Le drone qui a percuté dans la nuit du 28 au 29 mai un immeuble en Roumanie, près de la frontière avec l'Ukraine, est un Geran-2, un appareil de conception russe, a affirmé dimanche le président roumain Nicusor Dan. «Le drone qui s'est écrasé jeudi soir à Galati est un Geran-2, d'origine russe. C'est la conclusion sans équivoque du rapport technique finalisé par les experts de l'Etat roumain», a-t-il assuré dans un message sur X, accompagné de quatre images censées montrer cet appareil.

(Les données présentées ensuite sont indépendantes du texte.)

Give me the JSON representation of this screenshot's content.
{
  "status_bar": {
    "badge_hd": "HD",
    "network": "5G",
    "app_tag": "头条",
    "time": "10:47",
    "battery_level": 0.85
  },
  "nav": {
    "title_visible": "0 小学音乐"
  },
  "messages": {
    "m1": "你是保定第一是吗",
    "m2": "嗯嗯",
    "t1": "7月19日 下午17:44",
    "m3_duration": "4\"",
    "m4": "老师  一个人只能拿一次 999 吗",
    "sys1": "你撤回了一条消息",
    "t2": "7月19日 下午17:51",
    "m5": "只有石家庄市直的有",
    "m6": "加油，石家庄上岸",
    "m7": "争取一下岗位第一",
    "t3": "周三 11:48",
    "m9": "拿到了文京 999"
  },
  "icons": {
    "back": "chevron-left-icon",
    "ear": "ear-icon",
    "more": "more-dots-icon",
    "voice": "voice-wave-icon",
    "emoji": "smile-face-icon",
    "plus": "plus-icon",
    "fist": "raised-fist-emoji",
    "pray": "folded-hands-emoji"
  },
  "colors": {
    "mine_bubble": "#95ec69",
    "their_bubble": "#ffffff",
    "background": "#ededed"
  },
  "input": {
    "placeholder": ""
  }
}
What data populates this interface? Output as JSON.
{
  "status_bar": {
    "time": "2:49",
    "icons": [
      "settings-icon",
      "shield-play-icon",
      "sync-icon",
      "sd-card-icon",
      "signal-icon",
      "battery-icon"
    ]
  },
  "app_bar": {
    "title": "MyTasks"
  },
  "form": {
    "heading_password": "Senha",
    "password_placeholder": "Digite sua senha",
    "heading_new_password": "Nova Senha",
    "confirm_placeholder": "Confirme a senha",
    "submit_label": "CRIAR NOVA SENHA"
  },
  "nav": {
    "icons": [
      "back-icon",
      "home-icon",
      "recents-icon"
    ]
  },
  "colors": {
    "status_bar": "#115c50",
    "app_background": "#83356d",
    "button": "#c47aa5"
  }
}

Un garçon de 14 ans et une femme de 53 ans ont été hospitalisés à la suite de cette première chute d'un drone sur un bâtiment d'habitation hors d'Ukraine dans le contexte de l'invasion russe déclenchée en février 2022. L'ambassade de Russie à Bucarest a accusé Kiev d'avoir orchestré une provocation et le président Vladimir Poutine a déclaré vendredi que «personne» ne pourrait déterminer avec certitude l'origine du drone tant qu'une analyse approfondie n'aurait pas été effectuée.
Au moment des frappes sur l'Ukraine
Dans son message dimanche, le chef de l'Etat roumain a insisté sur le fait qu'une expertise technique complète avait été réalisée et démontrait la «seule responsabilité» de Moscou. «L'inscription en cyrillique ?EPAH-2 a été identifiée sur les fragments récupérés. L'analyse des composants électroniques, des systèmes de navigation, des modules de contrôle, du moteur et des éléments structurels révèle des similitudes - voire des caractéristiques identiques - avec ceux d'autres drones Geran-2 précédemment retrouvés sur le territoire roumain», a-t-il poursuivi.
«Les analyses physiques et chimiques ont confirmé la présence des mêmes types de matériaux et de carburants que ceux identifiés à plusieurs reprises dans les engins de cette série», encore dit Nicusor Dan. Depuis le début du conflit en Ukraine, des dizaines de drones se sont égarés en Roumanie.
L'appareil qui est tombé sur un immeuble dans la nuit de jeudi à vendredi a pénétré dans l'espace aérien roumain au moment-même où l'armée russe frappait en Ukraine, ont souligné les autorités roumaines. «Sur la base des numéros de série des composants retrouvés sur place, c'est sans nul doute un produit de fabrication russe», avait affirmé dès vendredi soir le ministre roumain de la Défense Radu-Dinel Miruta.